I've noticed my clutch beginning to slip for maybe a month or two; it was slower to engage, but not badly enough to affect driving. Over the last week or so, it was getting significantly worse every day (driving less than 10 miles per day). The last day I drove it, it was having trouble in every gear, and I barely got it home. I got a replacement clutch, and when I left to drive to the shop to have it installed, realized it's now completely not engaging -- it won't move with the clutch completely engaged.

Will a badly worn clutch cause this? Or did I break something else by waiting too long to fix it? What other possible problems would cause this behavior? This is on a 1999 Mercedes SLK230.

2 Answers 2


I don't know about a Mercedes in particular, but that's exactly what happens when a clutch goes bad. There are three main parts to a clutch: pressure plate; friction disk; and flywheel. Each has a specific function:

  • Flywheel - is a rotating mechanical device that is used to store rotational energy. This part is usually attached to the rear of an engine (on the crackshaft).
  • Pressure plate - is a spring loaded device which is attached to the flywheel. It is the clamping mechanism which, in concert with the flywheel, grabs the friction disk when engaged to create a single unit.
  • Friction disk - is a relatively thin plate with friction material bonded to it. There is a hole in the center of the friction disk which the main shaft of the transmission goes through. It is connection between the engine and the transmission.

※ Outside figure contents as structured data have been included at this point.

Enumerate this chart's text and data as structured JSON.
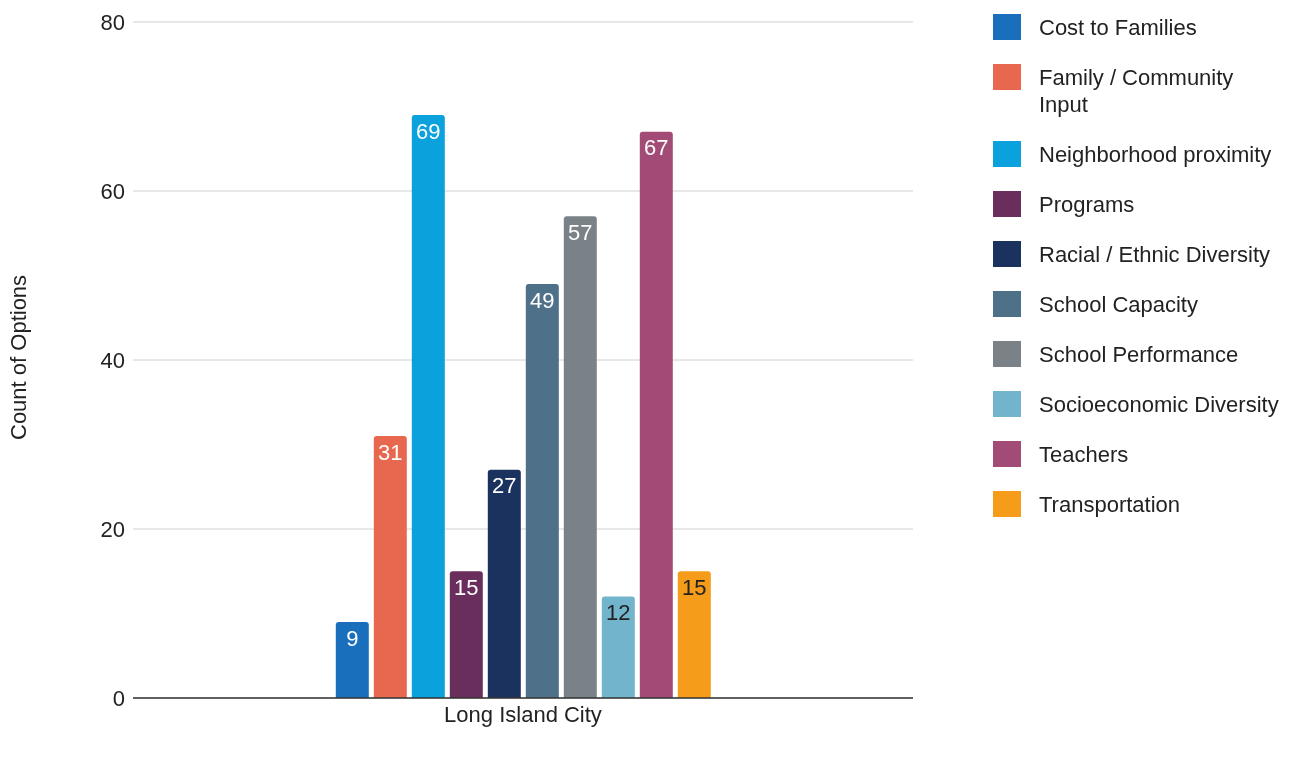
{
  "chart_data": {
    "type": "bar",
    "categories": [
      "Long Island City"
    ],
    "ylabel": "Count of Options",
    "series": [
      {
        "name": "Cost to Families",
        "color": "#1a6fbd",
        "values": [
          9
        ]
      },
      {
        "name": "Family / Community Input",
        "color": "#e8684f",
        "values": [
          31
        ]
      },
      {
        "name": "Neighborhood proximity",
        "color": "#0aa1dd",
        "values": [
          69
        ]
      },
      {
        "name": "Programs",
        "color": "#6a2e5c",
        "values": [
          15
        ]
      },
      {
        "name": "Racial / Ethnic Diversity",
        "color": "#1c325e",
        "values": [
          27
        ]
      },
      {
        "name": "School Capacity",
        "color": "#4e7089",
        "values": [
          49
        ]
      },
      {
        "name": "School Performance",
        "color": "#7a8288",
        "values": [
          57
        ]
      },
      {
        "name": "Socioeconomic Diversity",
        "color": "#72b4cc",
        "values": [
          12
        ]
      },
      {
        "name": "Teachers",
        "color": "#a34b77",
        "values": [
          67
        ]
      },
      {
        "name": "Transportation",
        "color": "#f59c1a",
        "values": [
          15
        ]
      }
    ],
    "ylim": [
      0,
      80
    ],
    "yticks": [
      0,
      20,
      40,
      60,
      80
    ],
    "grid": "y",
    "legend": "right",
    "data_labels": true
  }
}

When a clutch starts to wear out, usually it is because the friction material starts be used up. As it becomes thinner, the pressure plate has less material to grab onto and so the slipping starts. The metal faces of the pressure plate and flywheel may also start to become worn, but they do not wear nearly as fast as the friction disk does. The friction material on the disk can be directly related to the friction material which is used on brakes.

The worn clutch is a self feeding animal. The only time it wears is when it is either being engaged or disengaged. During this period of time, the friction material is slipping past the metal faces of the flywheel and pressure plate. This induces heat from friction. When the clutch is engaged (pedal out), no slippage should be occurring, so no wear is occurring. When a clutch starts to slip when it is engaged, the wear process starts happening quicker. The more it slips, the more friction material is eaten up. It gets to the point, as you discovered, where the clutch quits performing its duty at all.

It used to be when cars utilized metal cables attached to the clutch pedal to disengage the clutch, there might be the ability to adjust the clutch a little which allowed the clutch to last longer. Now days, with hydraulic actuation, they self adjust for the most part. The problem is, when they go, they go. It usually happens pretty fast when it does.

EDIT: (I realized I didn't answer part of your question) - While you purchased a clutch for replacement, you might also have damaged the flywheel in the process. Once the clutch starts slipping, a lot of heat is built up in the flywheel. This can cause heat cracks in the surface. Most of the time these aren't very deep, but they need to be removed in order to reuse it. This is a simple machining process which almost any shop can do or have done. If the heat cracks were too deep, the flywheel may need to be replaced. Also, when a clutch is replaced, this is an opportune time to replace the throw out bearing and inspect other parts which are easy to get to while the transmission and engine are separated, such as the rear main seal.

I hope this helps make sense of your issue so you can figure out what exactly has happened with your vehicle.


Overheating the flywheel can also warp it. While to the touch it will feel smooth, once you put it back together and release the clutch it will feel like you are driving off road bouncing through the dirt. It WILL seat after about ~1000 miles if your fillings can take it. So a dial gauge to check runout can't hurt.

His explanation is very good, a warped flywheel will grab at the high points till enough pressure lets the clutch disk grab. Till that point it will slap the disk on every revolution.

I have had the springs break off of a disk once, luckily they just rattled around in the bottom of case, and didn't wedge into the guts.